Caffeinated gum giving athletes a quick boost
Elite marathoner Tina Muir is gunning for a personal best this December when she toes the line at the California International Marathon in Sacramento. This will be her fifth go at the distance. She continuously works to dial in exactly the training and nutrition approaches that will help her shave precious minutes off the clock. Her latest addition to the regimen? Caffeinated gum.
One of the newer entrants to the burgeoning sports-nutrition market — expected to reach $52 billion by 2020, according to Transparency Market Research — caffeinated gum promises to deliver a faster burst of energy than other ergogenic aids because it doesn’t have to pass through the digestive system. Muir is a believer. “I have tried caffeinated gels before and liked them, but they took a while to take effect,” she says. “It’s tough to wait 10 minutes when you are tired and in need of a boost in the later miles of a race.”

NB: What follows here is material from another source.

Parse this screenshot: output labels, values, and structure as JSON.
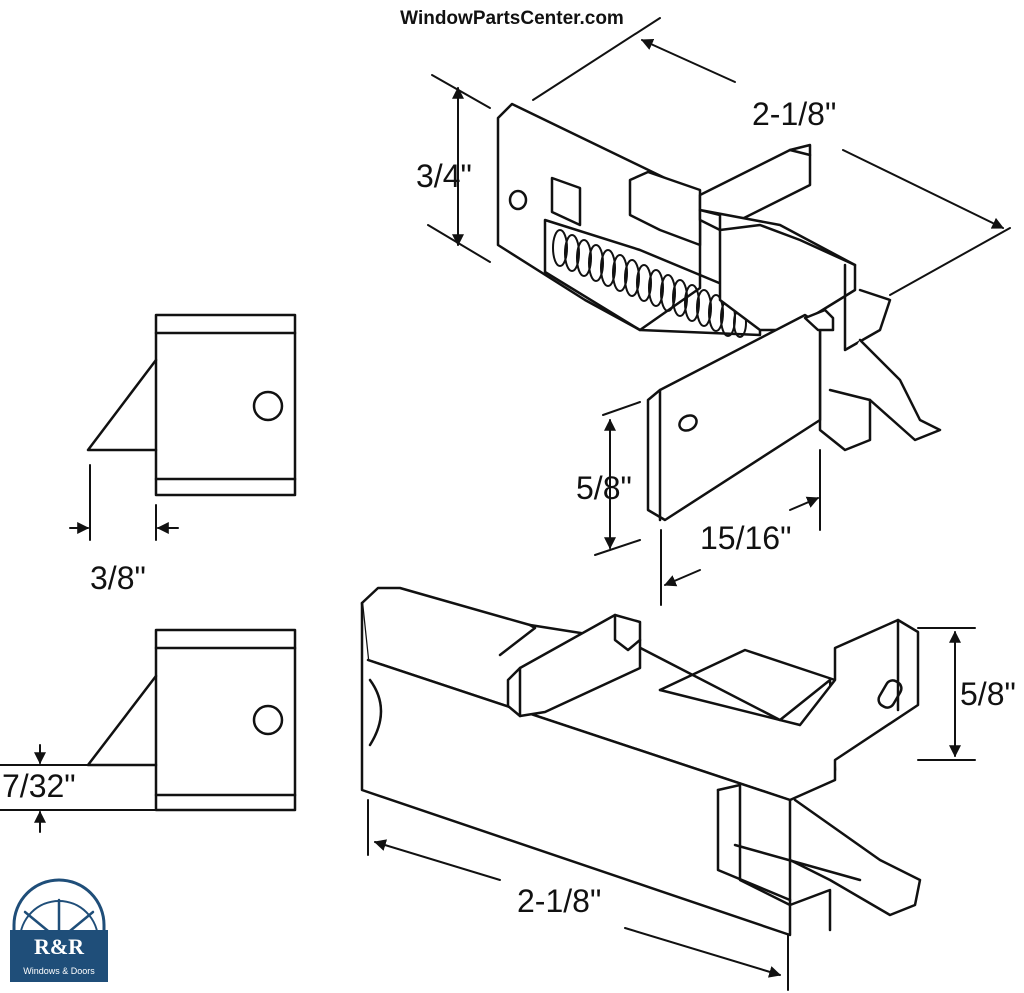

The gum, she says, hits her system right away. “I took the gum at mile 14 of a 20-mile progression run, where I had to continuously pick up my pace,” she explains. “I noticed an immediate, significant difference with the gum. In particular, I was clear-minded and could tackle any doubts I had at that point in the run.”
Muir is experiencing exactly what she should with the gum, says Kristina LaRue, an Orlando-based registered dietitian specializing in sports nutrition. “Caffeine is a well-studied performance enhancer,” she says. “It can make the load feel easier and does help with focus and clarity.”

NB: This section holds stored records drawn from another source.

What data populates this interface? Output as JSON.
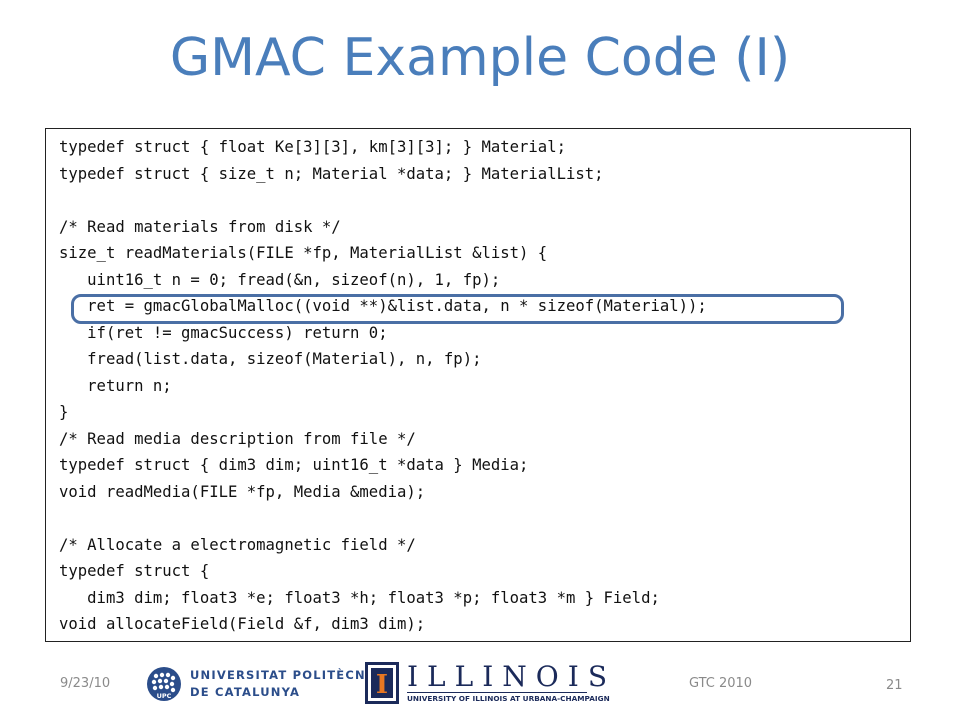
{
  "slide": {
    "title": "GMAC Example Code (I)",
    "code_lines": [
      "typedef struct { float Ke[3][3], km[3][3]; } Material;",
      "typedef struct { size_t n; Material *data; } MaterialList;",
      "",
      "/* Read materials from disk */",
      "size_t readMaterials(FILE *fp, MaterialList &list) {",
      "   uint16_t n = 0; fread(&n, sizeof(n), 1, fp);",
      "   ret = gmacGlobalMalloc((void **)&list.data, n * sizeof(Material));",
      "   if(ret != gmacSuccess) return 0;",
      "   fread(list.data, sizeof(Material), n, fp);",
      "   return n;",
      "}",
      "/* Read media description from file */",
      "typedef struct { dim3 dim; uint16_t *data } Media;",
      "void readMedia(FILE *fp, Media &media);",
      "",
      "/* Allocate a electromagnetic field */",
      "typedef struct {",
      "   dim3 dim; float3 *e; float3 *h; float3 *p; float3 *m } Field;",
      "void allocateField(Field &f, dim3 dim);"
    ],
    "highlighted_line_index": 6
  },
  "footer": {
    "date": "9/23/10",
    "conference": "GTC 2010",
    "page_number": "21",
    "upc_logo": {
      "line1": "UNIVERSITAT POLITÈCNICA",
      "line2": "DE CATALUNYA",
      "badge": "UPC"
    },
    "illinois_logo": {
      "word": "ILLINOIS",
      "subtitle": "UNIVERSITY OF ILLINOIS AT URBANA-CHAMPAIGN",
      "mark": "I"
    }
  },
  "colors": {
    "title": "#4a7ebb",
    "highlight_border": "#4a6fa5",
    "upc_blue": "#2b4d8a",
    "illinois_navy": "#1b2a5a"
  }
}
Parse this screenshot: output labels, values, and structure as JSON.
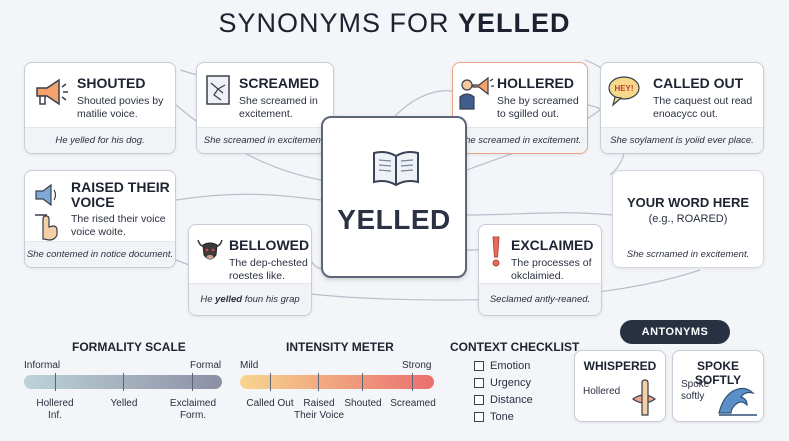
{
  "title": {
    "prefix": "SYNONYMS FOR",
    "word": "YELLED"
  },
  "center": {
    "word": "YELLED"
  },
  "cards": {
    "shouted": {
      "head": "SHOUTED",
      "desc": "Shouted povies by matilie voice.",
      "example": "He yelled for his dog."
    },
    "screamed": {
      "head": "SCREAMED",
      "desc": "She screamed in excitement.",
      "example": "She screamed in excitement."
    },
    "hollered": {
      "head": "HOLLERED",
      "desc": "She by screamed to sgilled out.",
      "example": "She screamed in excitement."
    },
    "called_out": {
      "head": "CALLED OUT",
      "desc": "The caquest out read enoacycc out.",
      "example": "She soylament is yoiid ever place.",
      "bubble": "HEY!"
    },
    "raised_voice": {
      "head": "RAISED THEIR VOICE",
      "desc": "The rised their voice voice woite.",
      "example": "She contemed in notice document."
    },
    "bellowed": {
      "head": "BELLOWED",
      "desc": "The dep-chested roestes like.",
      "example_prefix": "He ",
      "example_bold": "yelled",
      "example_suffix": " foun his grap"
    },
    "exclaimed": {
      "head": "EXCLAIMED",
      "desc": "The processes of okclaimied.",
      "example": "Seclamed antly-reaned."
    },
    "your_word": {
      "head": "YOUR WORD HERE",
      "sub": "(e.g., ROARED)",
      "example": "She scrnamed in excitement."
    }
  },
  "formality": {
    "title": "FORMALITY SCALE",
    "left": "Informal",
    "right": "Formal",
    "labels": [
      "Hollered Inf.",
      "Yelled",
      "Exclaimed Form."
    ],
    "colors": [
      "#bcd3d8",
      "#8d8fa5"
    ]
  },
  "intensity": {
    "title": "INTENSITY METER",
    "left": "Mild",
    "right": "Strong",
    "labels": [
      "Called Out",
      "Raised Their Voice",
      "Shouted",
      "Screamed"
    ],
    "colors": [
      "#f7d58e",
      "#ea6f6f"
    ]
  },
  "checklist": {
    "title": "CONTEXT CHECKLIST",
    "items": [
      "Emotion",
      "Urgency",
      "Distance",
      "Tone"
    ]
  },
  "antonyms": {
    "title": "ANTONYMS",
    "whispered": {
      "head": "WHISPERED",
      "desc": "Hollered"
    },
    "spoke_softly": {
      "head": "SPOKE SOFTLY",
      "desc": "Spoke softly"
    }
  },
  "colors": {
    "accent_orange": "#e9a586",
    "dark": "#273142"
  }
}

Up until 2004 the World Anti Doping Agency placed limits on caffeine intake, but it is so ubiquitous that it dropped the limit. It is still, however, banned at the NCAA level.
Carl Paton, an associate professor at New Zealand’s Eastern Institute of Technology, has conducted three studies on caffeinated gum and its impact on performance in endurance sports. “You get similar effects to gels and tablets, but it’s absorbed faster, and you may not need as big of a dose,” he says.

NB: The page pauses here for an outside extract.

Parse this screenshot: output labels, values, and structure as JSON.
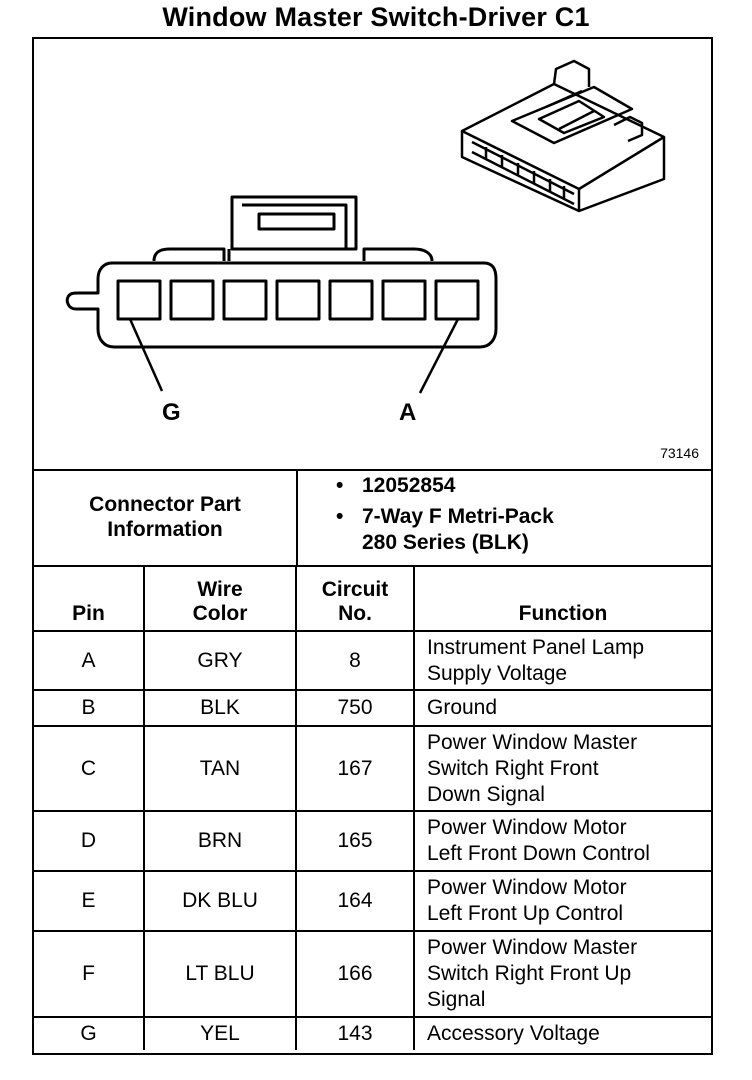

He concurs on Muir’s also experiencing a mental boost. “Caffeine has the benefit of reducing the perception of fatigue, so you can potentially run harder with it in your system,” he says.
In a 2014 study on the impact of the gum on the race performances of male and female cyclists, Paton found that the biggest gain came in the final 10 kilometers of a 30K time trial. “The gum improved both endurance and sprinting power at the end of the effort, most likely through an increase in nervous system activation,” he says.
A separate study he conducted in 2010 on male cyclists also found that the caffeinated gum delayed fatigue during repeated, high-intensity sprint exercise. In this study, researchers measured testosterone and cortisol concentrations and determined that the gum elevated the former while reducing the latter. Higher levels of testosterone are shown to improve performance, while cortisol is a stress hormone that has been shown to hurt it.
It is for all these reasons that Olympic runner Nick Symmonds developed a caffeinated gum targeted to endurance athletes. He likens his “Run Gum” to an energy drink such as Red Bull, without any of the potential digestive distress that sometimes accompanies such performance aids. “You want to improve performance, but you don’t want to fill up,” he says. “Gum is a better delivery vehicle.”
Like Muir, 52-year-old runner Matt Ingram, of Plano, Texas, is a recent convert to the gum. “I’ve never been a big supplement person,” he says, “but the gum can make the first few steps a little bit easier for me.”
Ingram competes in 400meter and 800-meter masters’ races on the track, with the occasional 5K on the docket in the off-season. “I use the gum both in training and in racing,” he says. “I’ll chew it about 10 to 15 minutes ahead of time and can feel its effects right away.”
For all its upsides, however, Paton cautions athletes that they shouldn’t depend solely on caffeinated gum. “In a major endurance event, you can’t survive on the gum alone,” he says. “You’ll need carbohydrates, too.”